This repository provides a PyTorch implementation of our work. The paper is published on IEEE JBHI.
- Model: A novel unsupervised domain adaptation (UDA) framework with image-level, patch-level and feature-level alignments
- Task: Cross-Modality Cerebrovascular Segmentation
- Data: TOF-MRA and CTA
- 2023.08: Code released.
- 2024.02.06: Repo improved.
- The complete code and tutorial will be released soon.
- The whole dataset consists of two parts, CTA dataset and TOF-MRA dataset. The TOF-MRA dataset comes from the IXI Dataset, collected from the Institute of Psychiatry. The CTA dataset is private.
- If you want to use the data, please contact us ([email protected]). We will share the CTA dataset after you fill out a questionnaire on data usage intention. Next we will update this process.

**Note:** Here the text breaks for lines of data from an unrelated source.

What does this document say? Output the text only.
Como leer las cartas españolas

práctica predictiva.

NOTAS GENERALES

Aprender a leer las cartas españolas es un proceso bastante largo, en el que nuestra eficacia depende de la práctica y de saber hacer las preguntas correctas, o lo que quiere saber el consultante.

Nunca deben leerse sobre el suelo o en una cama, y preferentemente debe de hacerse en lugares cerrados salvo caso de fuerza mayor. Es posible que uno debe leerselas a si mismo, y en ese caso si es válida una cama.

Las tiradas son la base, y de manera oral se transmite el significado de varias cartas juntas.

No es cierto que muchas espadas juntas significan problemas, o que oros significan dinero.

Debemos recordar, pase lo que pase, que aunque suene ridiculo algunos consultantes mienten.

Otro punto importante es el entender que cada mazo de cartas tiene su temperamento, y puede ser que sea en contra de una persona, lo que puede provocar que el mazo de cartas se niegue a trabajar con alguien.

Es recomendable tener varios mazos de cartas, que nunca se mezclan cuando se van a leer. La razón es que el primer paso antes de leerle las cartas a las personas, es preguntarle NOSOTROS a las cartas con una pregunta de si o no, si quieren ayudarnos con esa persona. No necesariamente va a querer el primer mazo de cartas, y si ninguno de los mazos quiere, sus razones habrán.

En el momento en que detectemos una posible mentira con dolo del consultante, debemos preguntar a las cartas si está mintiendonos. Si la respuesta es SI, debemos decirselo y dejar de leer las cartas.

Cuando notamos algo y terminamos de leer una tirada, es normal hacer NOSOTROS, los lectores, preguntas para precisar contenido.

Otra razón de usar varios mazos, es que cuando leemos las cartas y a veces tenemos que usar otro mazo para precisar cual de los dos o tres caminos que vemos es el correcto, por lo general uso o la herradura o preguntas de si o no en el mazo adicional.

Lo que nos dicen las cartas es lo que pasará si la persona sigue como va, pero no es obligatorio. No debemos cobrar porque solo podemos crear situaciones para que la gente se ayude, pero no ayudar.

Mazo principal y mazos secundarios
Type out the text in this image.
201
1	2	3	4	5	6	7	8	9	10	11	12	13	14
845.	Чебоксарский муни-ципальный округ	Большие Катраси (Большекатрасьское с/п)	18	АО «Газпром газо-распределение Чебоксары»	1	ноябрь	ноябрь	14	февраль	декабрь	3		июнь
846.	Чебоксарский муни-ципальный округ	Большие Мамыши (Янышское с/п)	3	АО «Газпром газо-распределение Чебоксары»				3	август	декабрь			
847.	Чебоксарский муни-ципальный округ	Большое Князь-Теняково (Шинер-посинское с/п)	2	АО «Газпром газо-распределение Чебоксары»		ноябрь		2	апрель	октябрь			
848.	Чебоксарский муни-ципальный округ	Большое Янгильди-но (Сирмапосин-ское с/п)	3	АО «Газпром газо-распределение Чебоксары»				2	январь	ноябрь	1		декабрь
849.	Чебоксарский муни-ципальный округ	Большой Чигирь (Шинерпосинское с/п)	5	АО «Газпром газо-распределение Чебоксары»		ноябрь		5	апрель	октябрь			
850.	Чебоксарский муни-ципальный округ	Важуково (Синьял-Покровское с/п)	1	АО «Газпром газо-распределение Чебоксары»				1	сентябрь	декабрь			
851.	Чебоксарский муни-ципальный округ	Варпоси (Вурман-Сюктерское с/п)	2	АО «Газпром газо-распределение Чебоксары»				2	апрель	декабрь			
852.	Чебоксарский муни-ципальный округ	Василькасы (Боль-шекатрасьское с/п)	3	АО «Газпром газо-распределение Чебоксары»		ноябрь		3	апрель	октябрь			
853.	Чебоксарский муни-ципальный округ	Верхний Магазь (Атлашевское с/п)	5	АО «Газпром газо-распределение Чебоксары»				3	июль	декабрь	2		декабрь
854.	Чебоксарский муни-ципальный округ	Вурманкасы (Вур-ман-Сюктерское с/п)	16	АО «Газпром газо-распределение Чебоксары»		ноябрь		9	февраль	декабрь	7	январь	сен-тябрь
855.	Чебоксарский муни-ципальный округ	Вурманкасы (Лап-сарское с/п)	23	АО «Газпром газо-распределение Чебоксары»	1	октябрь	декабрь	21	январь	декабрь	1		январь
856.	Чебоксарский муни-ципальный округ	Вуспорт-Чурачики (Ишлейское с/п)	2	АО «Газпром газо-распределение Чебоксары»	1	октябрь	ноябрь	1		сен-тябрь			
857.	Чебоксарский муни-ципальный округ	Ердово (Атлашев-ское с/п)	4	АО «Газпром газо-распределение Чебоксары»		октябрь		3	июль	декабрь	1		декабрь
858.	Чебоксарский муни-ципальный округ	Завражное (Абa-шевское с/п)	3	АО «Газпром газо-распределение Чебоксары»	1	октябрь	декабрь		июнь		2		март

- Please prepare an environment with python=3.8, and then use the command "pip install -r requirements.txt" for more dependencies.
If you have already arranged your data, you can start training your model.
cd "/home/... .../CereTS/"
python train.py -name <your path to save>
After finishing training, you can start testing your model.
python test.py -ckpt_path <your checkpoint path> -save_path <your save path> -target_npy_dirpath <your input path>
If our paper or code is helpful to you, please consider citing our paper:
Y. Wang, C. Meng, Z. Tang, X. Bai, P. Ji and X. Bai, "Unsupervised Domain Adaptation for Cross-Modality Cerebrovascular Segmentation," in IEEE Journal of Biomedical and Health Informatics, doi: 10.1109/JBHI.2024.3523103.